Meanwhile, there has been a drop in the number of refinance originations among these same borrowers, indicating that prepay burnout from currently low interest rates is on the rise.

As refinance volume among both higher credit score and lower credit score borrowers decreases, leaving behind mostly purchase activity, which is concentrated among higher credit score borrowers, it shatters the illusion that credit is loosening, the firm says in its most recent Mortgage Monitor report.

In other words, it was the high volume of refinances that made it seem like credit was loosening. But looking at purchases separately, that's not really the case.

The firm's data shows that purchase originations increased 15% in the second quarter compared with the second quarter of 2014.

‘In June, we saw the highest level of purchase lending since June 2007 and early third quarter figures show purchase originations are up 11 percent from the same period last year,’ says Ben Graboske, senior vice president of Black Knight Data & Analytics, in a statement.

‘What's striking about this rise, though, is that it's being driven almost entirely by high-credit borrowers,’ Graboske says. ‘Year-over-year comparisons of purchase originations from sub-700 credit score borrowers show that purchase volumes from lower-credit borrowers are actually flat to slightly down from last year's levels. Only 20 percent of purchase loans originated in the past three months have gone to borrowers with credit scores below 700. That's the lowest level we've seen in well over 10 years. The weighted average credit score for purchase mortgages has also hit an all-time high of about 755.

‘At the same time, refinance originations have been steadily declining since March, signaling a degree of 'burnout' as those both interested and able to take advantage of currently low interest rates likely already have refinanced,’ Graboske adds. ‘We've also noticed that prepayment speeds – historically a good indicator of refinance activity – as well as refinance originations have been dropping most significantly among these same high-credit borrowers.

‘In contrast to purchase mortgages, we've seen average credit scores for refinance originations decline, which has some suggesting that credit is loosening for these products,’ he continues. ‘As these higher-credit borrowers – in many cases, 'serial refinancers' who have repeatedly taken advantage of drops in interest rates and their good credit standings – hit 'refi burnout,' and total originations decline, lower-credit borrowers make up a larger share of total volume, and weighted average credit scores for the total population naturally decline. It's not an indicator of loosening credit standards at all.’
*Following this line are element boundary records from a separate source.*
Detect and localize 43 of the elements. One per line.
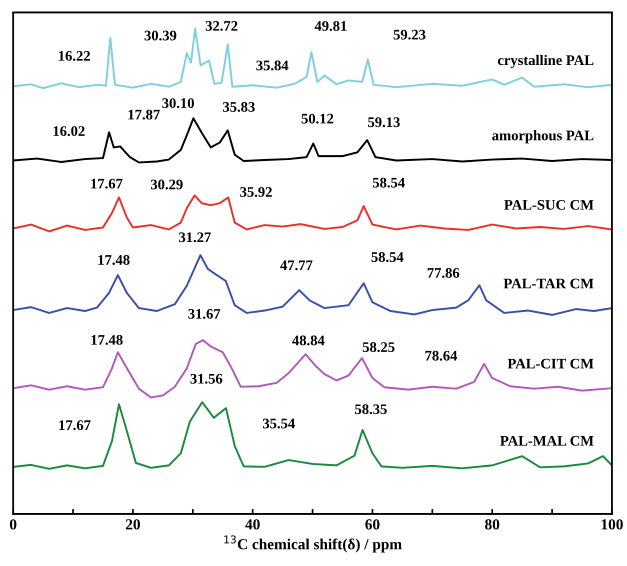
- annotation: 35.54: [262, 418, 295, 428]
- annotation: 32.72: [206, 21, 238, 31]
- annotation: 17.48: [98, 255, 130, 265]
- annotation: 30.39: [144, 30, 176, 41]
- annotation: 35.84: [256, 60, 288, 70]
- x-tick-label: 60: [365, 519, 380, 530]
- annotation: 77.86: [428, 268, 460, 278]
- x-tick-label: 40: [245, 519, 260, 530]
- annotation: 17.48: [91, 334, 123, 345]
- annotation: 30.29: [150, 180, 183, 190]
- annotation: 47.77: [280, 260, 312, 270]
- annotation: 59.13: [368, 117, 400, 128]
- annotation: 31.56: [190, 374, 222, 384]
- x-tick-label: 20: [126, 519, 140, 530]
- series-label: PAL-MAL CM: [500, 436, 594, 446]
- annotation: 17.87: [128, 110, 160, 120]
- annotation: 17.67: [59, 420, 91, 430]
- annotation: 58.54: [371, 252, 404, 262]
- series-label: PAL-CIT CM: [508, 358, 594, 369]
- series-label: amorphous PAL: [492, 130, 594, 144]
- series-label: PAL-SUC CM: [504, 200, 594, 210]
- annotation: 58.35: [355, 404, 387, 414]
- series-label: PAL-TAR CM: [504, 278, 594, 288]
- annotation: 35.92: [240, 187, 272, 197]
- annotation: 30.10: [162, 98, 194, 108]
- annotation: 48.84: [292, 336, 325, 346]
- annotation: 16.22: [58, 50, 90, 61]
- annotation: 78.64: [425, 350, 458, 361]
- annotation: 31.27: [178, 232, 211, 242]
- annotation: 16.02: [54, 126, 85, 136]
- annotation: 58.25: [362, 342, 394, 352]
- annotation: 58.54: [372, 178, 405, 188]
- x-tick-label: 0: [10, 519, 16, 530]
- series-label: crystalline PAL: [498, 54, 594, 68]
- annotation: 35.83: [222, 102, 255, 112]
- annotation: 49.81: [314, 21, 347, 31]
- x-axis-title: $^{13}$C chemical shift(δ) / ppm: [224, 535, 402, 552]
- annotation: 59.23: [394, 30, 426, 40]
- annotation: 50.12: [302, 114, 334, 124]
- annotation: 31.67: [188, 308, 220, 319]
- x-tick-label: 100: [602, 519, 623, 530]
- x-tick-label: 80: [485, 519, 500, 530]
- annotation: 17.67: [91, 178, 123, 189]
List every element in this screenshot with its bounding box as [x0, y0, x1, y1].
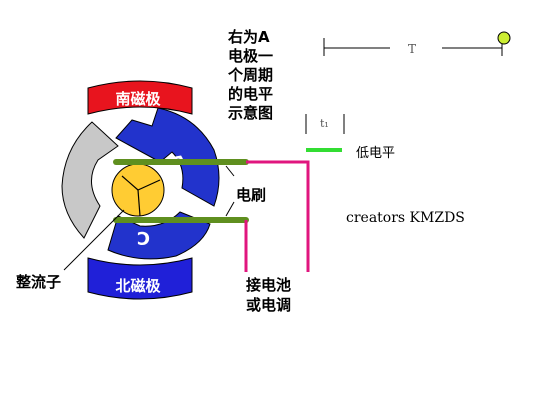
commutator-split	[137, 179, 161, 191]
t1-label: t₁	[320, 117, 329, 130]
creators-label: creators KMZDS	[346, 210, 465, 226]
period-end-dot	[497, 31, 511, 45]
commutator-split	[137, 189, 141, 217]
brush-leader-bottom	[225, 201, 235, 217]
brush-leader-top	[225, 165, 235, 177]
north-magnet	[87, 257, 193, 300]
battery-label-line2: 或电调	[246, 296, 291, 314]
south-magnet	[87, 80, 193, 115]
commutator-split	[121, 175, 139, 191]
low-level-label: 低电平	[356, 146, 395, 161]
title-line: 的电平	[228, 85, 274, 103]
period-label: T	[408, 42, 416, 56]
armature-c	[107, 211, 211, 260]
title-line: 个周期	[228, 66, 274, 84]
title-line: 电极一	[228, 47, 274, 65]
armature-b	[61, 121, 119, 239]
title-line: 示意图	[228, 104, 274, 122]
title-block: 右为A 电极一 个周期 的电平 示意图	[228, 28, 288, 123]
commutator-label: 整流子	[16, 273, 61, 291]
title-line: 右为A	[228, 28, 270, 46]
north-pole-label: 北磁极	[115, 277, 161, 295]
south-pole-label: 南磁极	[115, 90, 161, 108]
commutator-leader	[63, 209, 125, 271]
wire-top	[246, 160, 310, 272]
armature-letter-c: C	[137, 227, 150, 248]
brush-label: 电刷	[236, 186, 266, 204]
battery-label-line1: 接电池	[246, 276, 291, 294]
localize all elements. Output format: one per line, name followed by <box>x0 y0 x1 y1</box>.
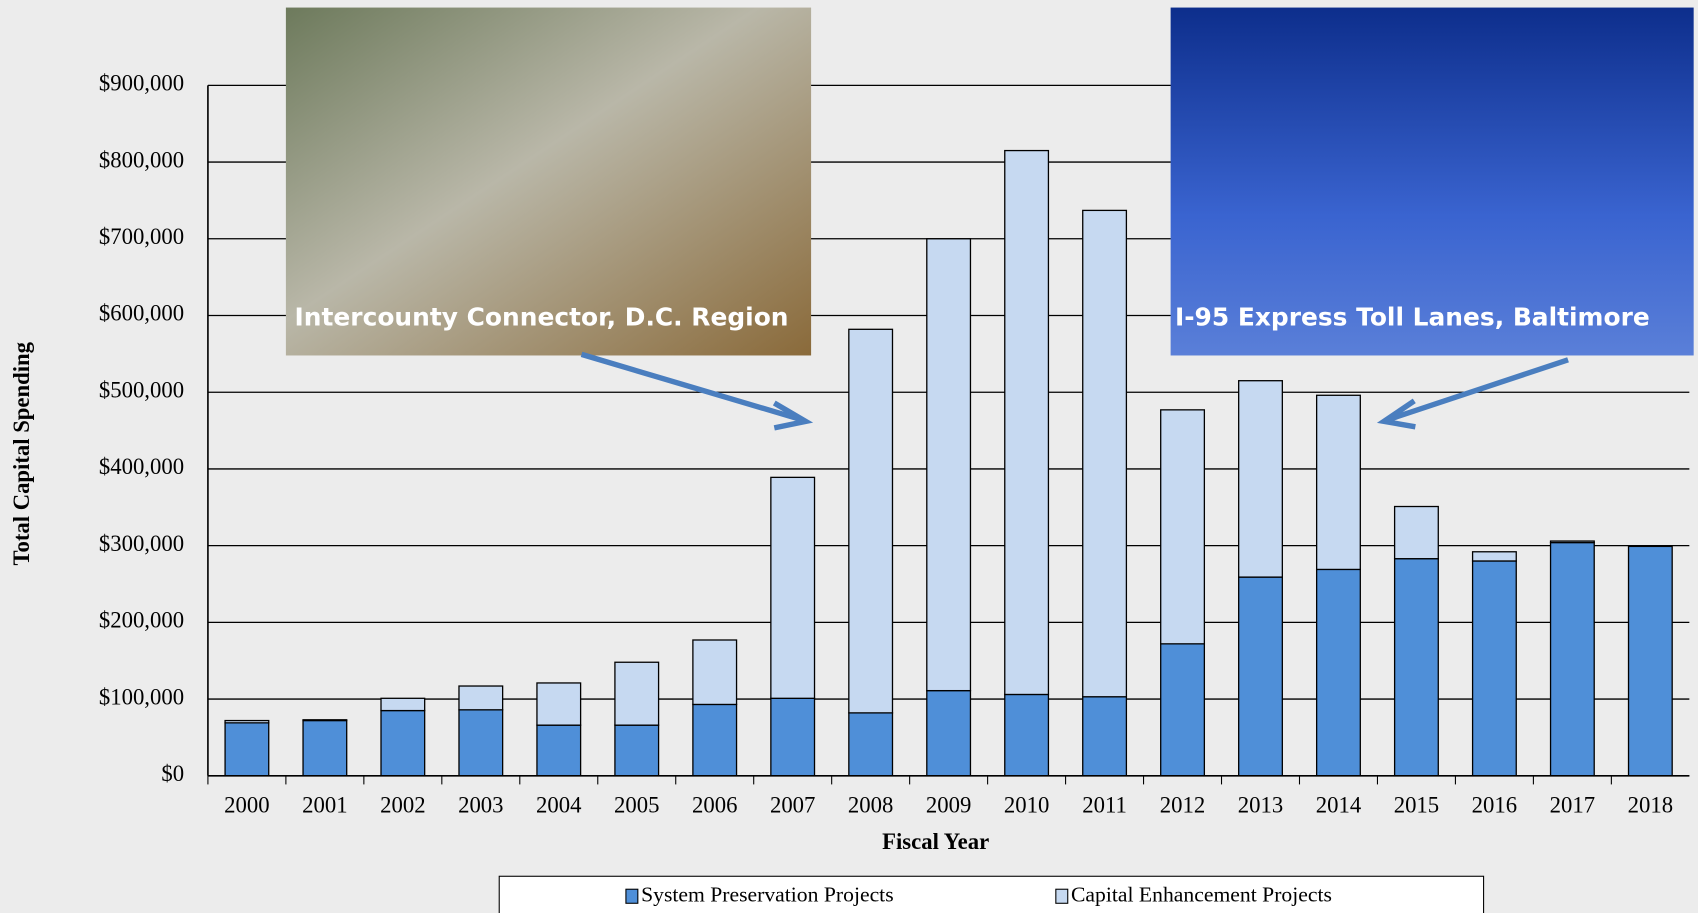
bar <box>1315 568 1361 777</box>
bar <box>536 682 582 726</box>
bar <box>614 661 660 726</box>
bar <box>1004 693 1050 777</box>
bar <box>302 719 348 777</box>
bar <box>1160 643 1206 777</box>
x-tick-label: 2015 <box>1394 792 1439 817</box>
y-tick-label: $700,000 <box>99 224 184 249</box>
bar <box>1082 696 1128 777</box>
bar <box>1004 149 1050 696</box>
bar <box>926 689 972 777</box>
bar <box>1393 505 1439 560</box>
arrows <box>580 351 1569 431</box>
legend-swatch <box>1055 888 1069 904</box>
y-tick-label: $600,000 <box>99 301 184 326</box>
annotation: Intercounty Connector, D.C. Region <box>295 303 789 332</box>
bar <box>926 238 972 692</box>
y-tick-label: $0 <box>161 761 184 786</box>
x-tick-label: 2016 <box>1472 792 1517 817</box>
bar <box>1549 540 1595 544</box>
bar <box>770 697 816 777</box>
legend-label: System Preservation Projects <box>641 883 894 907</box>
y-tick-label: $800,000 <box>99 147 184 172</box>
bar <box>458 709 504 777</box>
bar <box>302 719 348 722</box>
bar <box>770 476 816 699</box>
bar <box>380 697 426 712</box>
x-tick-label: 2013 <box>1238 792 1283 817</box>
bar <box>1238 380 1283 578</box>
x-tick-label: 2008 <box>848 792 893 817</box>
bar <box>1627 545 1673 777</box>
x-tick-label: 2012 <box>1160 792 1205 817</box>
bar <box>1082 209 1128 698</box>
y-tick-label: $900,000 <box>99 71 184 96</box>
bar <box>1471 560 1517 777</box>
bar <box>1471 551 1517 562</box>
photo <box>285 7 812 356</box>
x-tick-label: 2002 <box>380 792 425 817</box>
bar <box>1238 576 1283 777</box>
x-axis-title: Fiscal Year <box>882 829 989 854</box>
bar <box>1315 394 1361 571</box>
x-tick-label: 2010 <box>1004 792 1049 817</box>
bar <box>1160 409 1206 645</box>
y-tick-label: $300,000 <box>99 531 184 556</box>
x-tick-label: 2001 <box>302 792 347 817</box>
bar <box>536 724 582 777</box>
legend-label: Capital Enhancement Projects <box>1071 883 1332 907</box>
x-tick-label: 2011 <box>1082 792 1127 817</box>
annotation: I-95 Express Toll Lanes, Baltimore <box>1175 303 1650 332</box>
x-tick-label: 2017 <box>1550 792 1595 817</box>
y-tick-label: $400,000 <box>99 454 184 479</box>
bar <box>224 722 270 777</box>
bar <box>1549 541 1595 777</box>
bar <box>224 719 270 724</box>
bar <box>848 328 894 714</box>
y-axis-title: Total Capital Spending <box>9 341 34 565</box>
x-tick-label: 2005 <box>614 792 659 817</box>
bar <box>380 709 426 777</box>
legend-swatch <box>625 888 639 904</box>
x-tick-label: 2009 <box>926 792 971 817</box>
photo <box>1170 7 1694 356</box>
x-tick-label: 2006 <box>692 792 737 817</box>
bar <box>848 712 894 777</box>
bar <box>692 703 738 777</box>
y-tick-label: $200,000 <box>99 608 184 633</box>
legend <box>498 875 1485 913</box>
x-tick-label: 2018 <box>1628 792 1673 817</box>
y-tick-label: $500,000 <box>99 377 184 402</box>
x-tick-label: 2004 <box>536 792 581 817</box>
bar <box>692 639 738 706</box>
x-tick-label: 2007 <box>770 792 815 817</box>
bar <box>1393 558 1439 777</box>
y-tick-label: $100,000 <box>99 684 184 709</box>
x-tick-label: 2003 <box>458 792 503 817</box>
x-tick-label: 2014 <box>1316 792 1361 817</box>
bar <box>458 685 504 711</box>
x-tick-label: 2000 <box>224 792 269 817</box>
bar <box>614 724 660 777</box>
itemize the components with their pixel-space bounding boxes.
Looking at mortgage performance, Black Knight found that as of the end of the third quarter, all but five states had seen reductions in their foreclosure inventories. As Graboske noted, one state's improvement stood out in particular.

‘As of the end of September, Florida had ended its eight-year reign as having the highest number of loans in active foreclosure in the U.S.,’ he says. ‘Over the past 12 months, the state has reduced its inventory of loans in active foreclosure by 43 percent. That's nearly twice the national average of 22.5 percent.

‘Florida, however, still has the largest number of properties 90 or more days past due but not yet in foreclosure,’ he adds. ‘New York – which has seen only a 19 percent reduction in its foreclosure inventory over the past year – has now taken Florida's place as the state with the most loans in active foreclosure.’

Foreclosure starts were up slightly in the third quarter, compared with the second quarter, driven by a rise in repeat foreclosure starts, the firms research reveals. Meanwhile, first-time foreclosure starts were at their lowest level in more than 10 years.